During the celebration of Earth Day on April 22nd, 2019, Western Spirit: Scottsdale’s Museum of the West (SMoW) revealed important details of its renowned LEED® Gold certified museum building.
LEED is the abbreviated form of Leadership in Energy and Environmental Design, which was designed by the U.S. Green Building Council (USGBC) and is the world’s most extensively used rating system and an international symbol of excellence in “green” building.
SMoW was awarded this esteemed certification in 2016 and the building’s sustainability features are a key component in the museum’s distinctive status as an institution devoted to describing stories of the West through Native American and Western arts, artifacts, and living cultures to “illuminate the past to enlighten the future.”
We are best known for telling authentic and compelling stories of the West to help our guests ‘See the West from a whole new perspective,’ and we are tremendously proud of our permanent and rotating exhibitions and collections that help us do just that. We are especially proud of our LEED Gold certified building and we thank the City of Scottsdale for this tremendous gift and the purposeful design spearheaded by the local design team. This building helps us every day in so many ways as we continue our important mission to bridge the old to the new West. It not only houses our collections, but it, too, is a work of art and tells a modern Western story.
Mike Fox, CEO and Museum Director, SMoW
The 43,000 square feet, two-story museum building was constructed and possessed by the City of Scottsdale and is supervised and run by Scottsdale’s Museum of the West, a 501(c)(3) nonprofit organization.
LEED certification guarantees electricity cost savings, lower carbon emissions, and healthier environments for the areas where people work, play, learn, worship, and live. The museum obtained LEED Gold certification (60-79 points earned) for executing practical and measurable approaches and solutions aimed at realizing high performance in water savings, energy efficiency, indoor environmental quality, materials selection, and sustainable site development.
The building’s design promotes the following:
Optimal Energy Efficiency
- Due to improved performance of systems and green design strategies such as desert-appropriate building orientation and self-shading, the building attains a 38% decrease in energy use over the baseline energy code requirement.
- Imitating the ribs of the saguaro cactus, concrete ribbing on the museum’s facade offers “passive” vertical shade across the building’s exterior.
- A “woven” metal extending from the second level offers self-shading for the building.
- The building’s groundbreaking systems decrease water use by at least 40%.
- The “weeping wall” of the sculpture courtyard gathers rainwater from the roof and 100% of the condensation from the HVAC system.
- Harvested water moves from a bioswale (recessed planter) in the museum’s courtyard to a separate bioswale on the museum’s south plaza that supplies water to the building’s landscaping.
- The museum campus incorporates low-water-use desert plants.
- Over 75% of nonhazardous debris from the building’s construction was recycled or recovered.
- The sound attenuation blankets of the theater are made up of regionally sourced cotton.
- Materials employed throughout the building’s design are sourced locally and sustainably.
Indoor Environmental Quality
- The museum characterizes high-level lighting systems that are separately controlled.
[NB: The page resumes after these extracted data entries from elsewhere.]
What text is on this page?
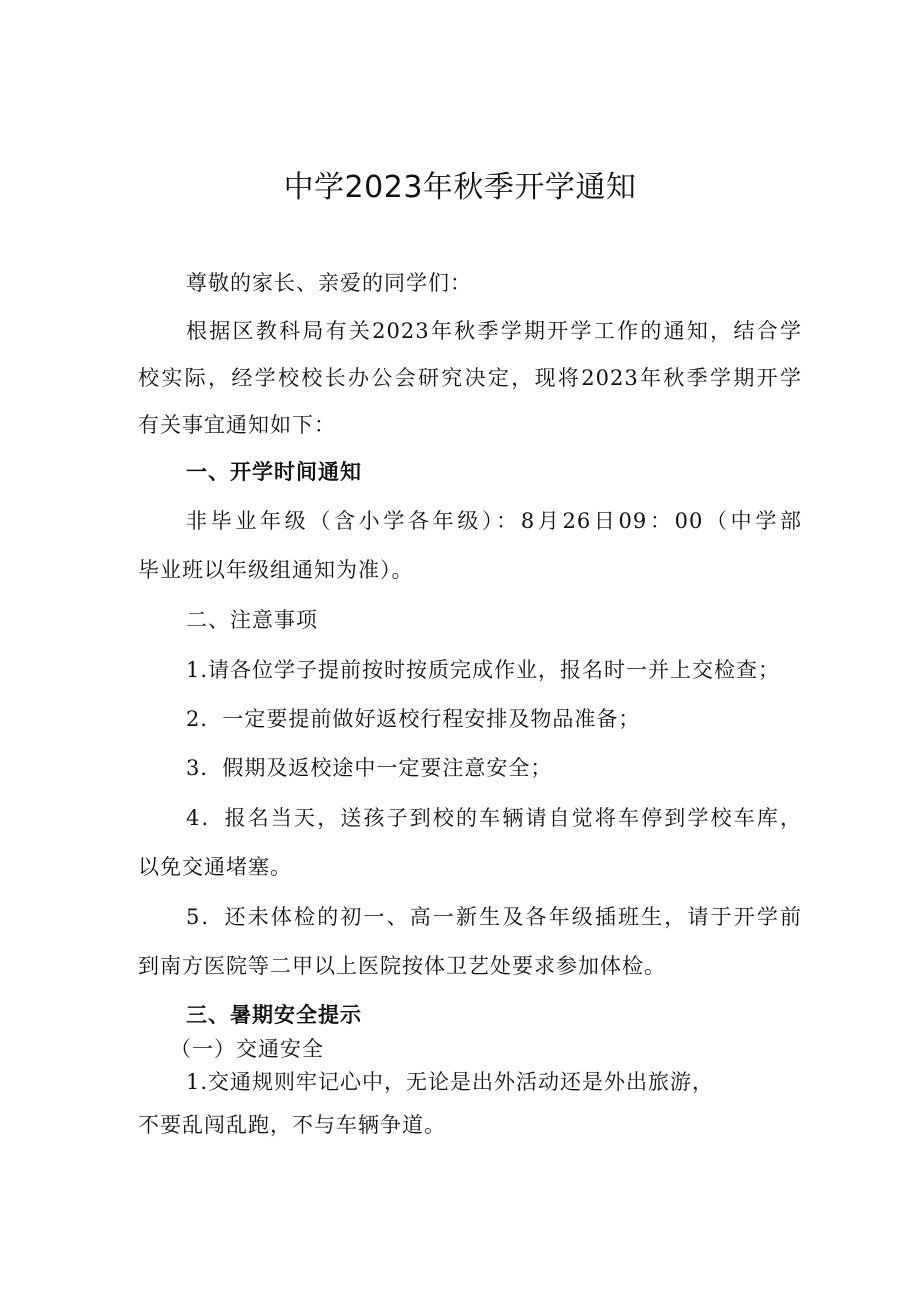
中学2023年秋季开学通知
尊敬的家长、亲爱的同学们：
根据区教科局有关2023年秋季学期开学工作的通知，结合学
校实际，经学校校长办公会研究决定，现将2023年秋季学期开学
有关事宜通知如下：
一、开学时间通知
非毕业年级（含小学各年级）：8月26日09：00（中学部
毕业班以年级组通知为准）。
二、注意事项
1.请各位学子提前按时按质完成作业，报名时一并上交检查；
2．一定要提前做好返校行程安排及物品准备；
3．假期及返校途中一定要注意安全；
4．报名当天，送孩子到校的车辆请自觉将车停到学校车库，
以免交通堵塞。
5．还未体检的初一、高一新生及各年级插班生，请于开学前
到南方医院等二甲以上医院按体卫艺处要求参加体检。
三、暑期安全提示
（一）交通安全
1.交通规则牢记心中，无论是出外活动还是外出旅游，
不要乱闯乱跑，不与车辆争道。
- Low-emitting paints and coatings are used all through the building to minimize the amount of indoor air contaminants.
- The design and performance of the building offer a comfortable thermal environment.
Sustainable Site Development
- The museum location features outstanding public transportation access, community connectivity, and development density.
The City of Scottsdale’s museum development project was headed by architectural firm Studio Ma of Phoenix, Christiana Moss and Christopher Alt, principals; landscape architect Colwell Shelor of Phoenix; and contractors Core Construction Company and LGE Design Build Company, both of Phoenix, all under the daily direction and oversight of City of Scottsdale Project Manager Gary Meyer.